On the next corner, at 57 Somerset Street, was the Wilderotter & Sons dry goods establishment, which in later years would move to Springfield Avenue and then expand into a large appliance chain. Insofar as I can recall, being well under 10 years of age, Wilderotters was the only owner of a motor vehicle on Montgomery Street, an open-back delivery truck.

Up another block was Montgomery Street School at No. 90, which drew children from the neighborhood. In the 1920s, it already had a substantial black population, white students apparently favoring Monmouth Street School, less than 2 blocks away and nearly all white.

After Barclay, going up Montgomery was Broome Street with Katz's kosher butcher shop just in from the corner, at No. 87. The corner was frequented by varied black women apparently trying to sell their bodily wares to male passers by.

One more block up at 101/102, was Prince Street, the daily shopping hub for Newark's large Jewish population (approximately 50,000).
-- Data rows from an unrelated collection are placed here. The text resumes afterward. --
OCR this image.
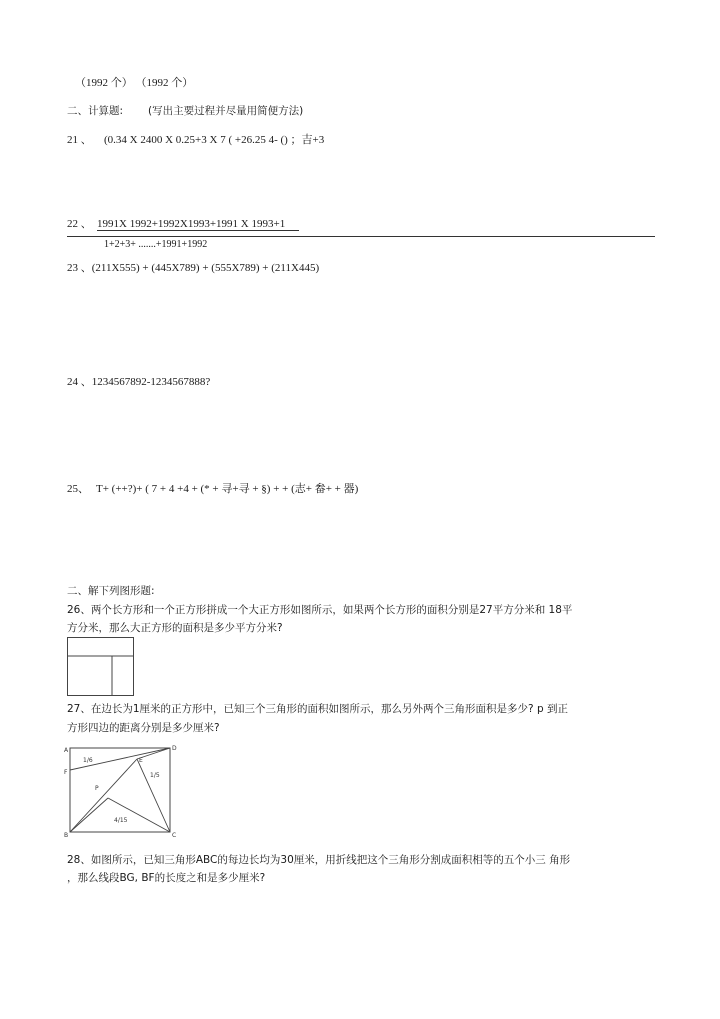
（1992 个） （1992 个）
二、计算题: (写出主要过程并尽量用简便方法)
21 、 (0.34 X 2400 X 0.25+3 X 7 ( +26.25 4- () ；吉+3
22 、 1991X 1992+1992X1993+1991 X 1993+1
1+2+3+ .......+1991+1992
23 、(211X555) + (445X789) + (555X789) + (211X445)
24 、1234567892-1234567888?
25、 T+ (++?)+ ( 7 + 4 +4 + (* + 寻+寻 + §) + + (志+ 畚+ + 器)
二、解下列图形题:
26、两个长方形和一个正方形拼成一个大正方形如图所示，如果两个长方形的面积分别是27平方分米和 18平
方分米，那么大正方形的面积是多少平方分米?
27、在边长为1厘米的正方形中，已知三个三角形的面积如图所示，那么另外两个三角形面积是多少? p 到正
方形四边的距离分别是多少厘米?
A	D
F
B	C
E
P
1/6
1/5
4/15
28、如图所示，已知三角形ABC的每边长均为30厘米，用折线把这个三角形分割成面积相等的五个小三 角形
，那么线段BG, BF的长度之和是多少厘米?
Its wood block paved street, some eight blocks long, was lined on both curbs with wooden push carts selling everything for the Jewish home maker at bargain prices. Back of the curbs were stores with large sidewalk outdoor displays covered over by huge awnings.

Going up Montgomery another block to Charlton Street, on the left-hand side of the street was Newark's Yiddish theatre, at No. 117, opened in 1925 by the Elvings, a family of actors from the Yiddish theatre, It was called Elvings Metropolitan Theatre.
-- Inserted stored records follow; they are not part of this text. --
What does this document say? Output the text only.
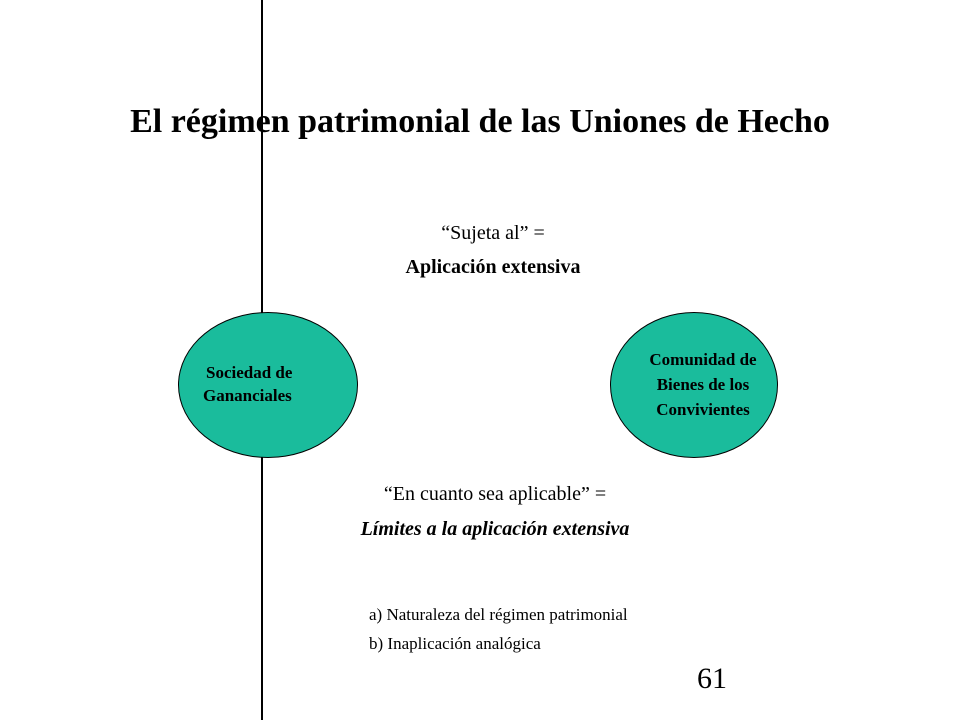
El régimen patrimonial de las Uniones de Hecho
“Sujeta al” =
Aplicación extensiva
Sociedad de
Gananciales
Comunidad de
Bienes de los
Convivientes
“En cuanto sea aplicable” =
Límites a la aplicación extensiva
a) Naturaleza del régimen patrimonial
b) Inaplicación analógica
61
Opposite Elvings theatre at No. 110, was the Montgomery Public Baths, operated by the City of Newark for neighborhood residents living in coldwater flats, many with outdoor outhouses. Three cents bought a piece of soap and a towel.

Montgomery Street ended one more block up at 101 Belmont, a street of commercial establishments, factories, a large commercial bakery, and the Krueger brewery.

The business on Belmont facing the end of Montgomery Street was the Greenberg Sash and Door Supply Company. It had a store front in front and in the back was a woodworking shop where skilled union carpenters working off blueprints from building contractors built window and door frames and other building parts. My dad was one of those carpenters

Also on Belmont was a movie, The National, near Spruce Street, where I saw my first movie in 1929. I believe it was Douglas Fairbanks in The Man in the Iron Mask.

So many happy memories as a kid of seven or eight, growing up on Montgomery Street in Newark's Third Ward in the 1920s.